Ordre peu clair d’un client: qui supporte le risque lorsque la banque n’est pas autorisée à contacter le client?

Catégorie Bourse / dépôt | Source Rapport annuel 2012/11

A l’occasion d’un séjour en Suisse, le client se fit envoyer son courrier en banque restante ainsi que ses relevés de compte et de dépôt à la succursale de la banque sur son lieu de vacances. Il discuta avec un collaborateur de la succursale de la suite des opérations et opta pour un certain placement en francs suisses, dans lequel il entendait investir la contre-valeur de 100 000 EUR, soit à l’époque 150 000 CHF. Le collaborateur compléta le formulaire d’ordre en y indiquant le numéro de valeur, le montant et la monnaie, puis le remit au client pour qu’il le signe et le communique à son conseiller. Ce dernier reçut dix jours plus tard le formulaire, sur lequel la mention de la monnaie «CHF» avait été barrée et remplacée par «EUR». Sachant que le placement en question pouvait s’effectuer en francs suisses aussi bien qu’en euros, que le numéro de valeur laissait à penser qu’il s’agissait d’un placement en francs suisses, mais que la monnaie indiquée était l’euro, le conseiller à la clientèle considéra qu’il y avait un doute. Et comme le client avait expressément interdit qu’on le contacte, que ce soit par téléphone ou par correspondance, la banque n’exécuta pas l’ordre. L’argent resta en euros sur le compte.

Deux ans plus tard, lors d’une nouvelle visite, le client se fit remettre son courrier en banque restante. Il discuta de la situation de son compte et de son dépôt avec le conseiller à la clientèle et constata qu’aucun placement n’avait été effectué. Il exigea que la banque rétablisse la situation qui aurait été la sienne si le placement en francs suisses avait été effectué. Et comme l’euro s’était fortement déprécié dans l’intervalle, le client estima sa perte à environ 40 000 CHF (perte de change d’environ 30 000 CHF et deux ans d’intérêts à raison de 5 000 CHF par an). La banque lui proposa 5 000 EUR à titre de geste commercial, ce qu’il refusa avant de contacter l’Ombudsman.

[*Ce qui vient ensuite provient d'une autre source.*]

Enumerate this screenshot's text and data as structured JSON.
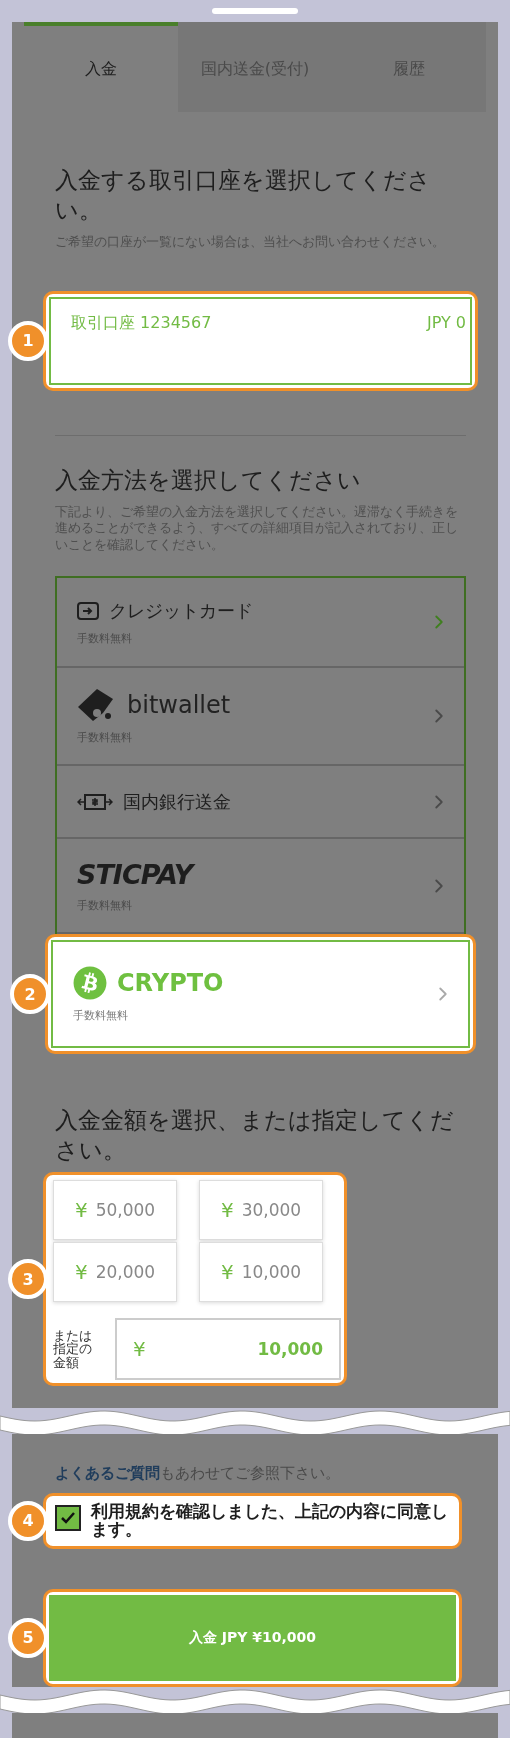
{
  "tabs": [
    {
      "label": "入金",
      "selected": true
    },
    {
      "label": "国内送金(受付)",
      "selected": false
    },
    {
      "label": "履歴",
      "selected": false
    }
  ],
  "account_section": {
    "title": "入金する取引口座を選択してください。",
    "note": "ご希望の口座が一覧にない場合は、当社へお問い合わせください。",
    "step": "1",
    "account": {
      "name": "取引口座 1234567",
      "balance": "JPY 0",
      "selected": true
    }
  },
  "method_section": {
    "title": "入金方法を選択してください",
    "description": "下記より、ご希望の入金方法を選択してください。遅滞なく手続きを進めることができるよう、すべての詳細項目が記入されており、正しいことを確認してください。",
    "step": "2",
    "methods": [
      {
        "kind": "card",
        "label": "クレジットカード",
        "fee": "手数料無料",
        "hovered": true,
        "highlighted": false
      },
      {
        "kind": "bitwallet",
        "label": "bitwallet",
        "fee": "手数料無料",
        "hovered": false,
        "highlighted": false
      },
      {
        "kind": "bank",
        "label": "国内銀行送金",
        "hovered": false,
        "highlighted": false
      },
      {
        "kind": "sticpay",
        "label": "STICPAY",
        "fee": "手数料無料",
        "hovered": false,
        "highlighted": false
      },
      {
        "kind": "crypto",
        "label": "CRYPTO",
        "fee": "手数料無料",
        "hovered": false,
        "highlighted": true
      }
    ]
  },
  "amount_section": {
    "title": "入金金額を選択、または指定してください。",
    "step": "3",
    "presets": [
      {
        "currency": "¥",
        "amount": "50,000"
      },
      {
        "currency": "¥",
        "amount": "30,000"
      },
      {
        "currency": "¥",
        "amount": "20,000"
      },
      {
        "currency": "¥",
        "amount": "10,000"
      }
    ],
    "custom": {
      "label": "または指定の金額",
      "currency": "¥",
      "value": "10,000"
    }
  },
  "faq": {
    "link": "よくあるご質問",
    "text": "もあわせてご参照下さい。"
  },
  "agreement": {
    "label": "利用規約を確認しました、上記の内容に同意します。",
    "checked": true,
    "step": "4"
  },
  "submit": {
    "label": "入金 JPY ¥10,000",
    "step": "5"
  }
}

Au vu du formulaire tel qu’il avait été complété, l’ordre passé à la banque était manifestement peu clair. Lorsqu’un ordre est peu clair, la banque doit le rejeter et donner à son auteur la possibilité de passer un ordre correct. En l’espèce, il était interdit à la banque d’écrire au client. Ce dernier ne le contesta pas. Mais il fit valoir que son ancien conseiller à la clientèle savait parfaitement comment le contacter en cas d’urgence. Sur ce, la banque produisit trois courriers du client datant des quatre dernières années et où celui-ci lui interdisait expressément de le contacter, que ce soit par correspondance ou par téléphone. Dans ces conditions, selon l’Ombudsman, il était logique que la banque se soit abstenue de le faire.

 

Mais l’Ombudsman tint aussi le raisonnement suivant: certes, on ne pouvait nier qu’il existait une incohérence de forme entre le numéro de valeur et la désignation de la monnaie. Eu égard aux antécédents du client, on pouvait cependant argumenter que son intention première avait bien été d’effectuer un placement en francs suisses (d’où la mention «CHF» aux rubriques du formulaire concernant le numéro de valeur, la désignation des titres et la monnaie), mais qu’il avait changé d’avis et opté pour un placement dans le même produit, mais dans la monnaie de son pays. Si cette hypothèse était exacte et si la banque avait donc effectué le placement en euros au moment où l’ordre avait été passé, le client disposerait aujourd’hui encore d’euros. En d’autres termes, même si l’on admettait cette interprétation, il ne pouvait faire valoir la perte de change.

S’agissant des intérêts, le fait est que les avoirs en compte avaient été très mal rémunérés, alors que le placement envisagé aurait quand même permis d’espérer un rendement d’environ 4 %. La banque souligna qu’elle se montrait très conciliante avec le client en lui proposant 5 000 CHF à titre de geste commercial, ce qui revenait à lui verser plus de 80 % de la perte d’intérêts théorique – compte tenu de la rémunération du compte, des frais de transaction et des autres frais qui auraient été facturés si le placement avait été effectué et conservé en dépôt.

Au vu de la situation globale, l’Ombudsman considéra que la proposition de la banque était avantageuse pour le client et lui recommanda de l’accepter, ce qu’il fit finalement.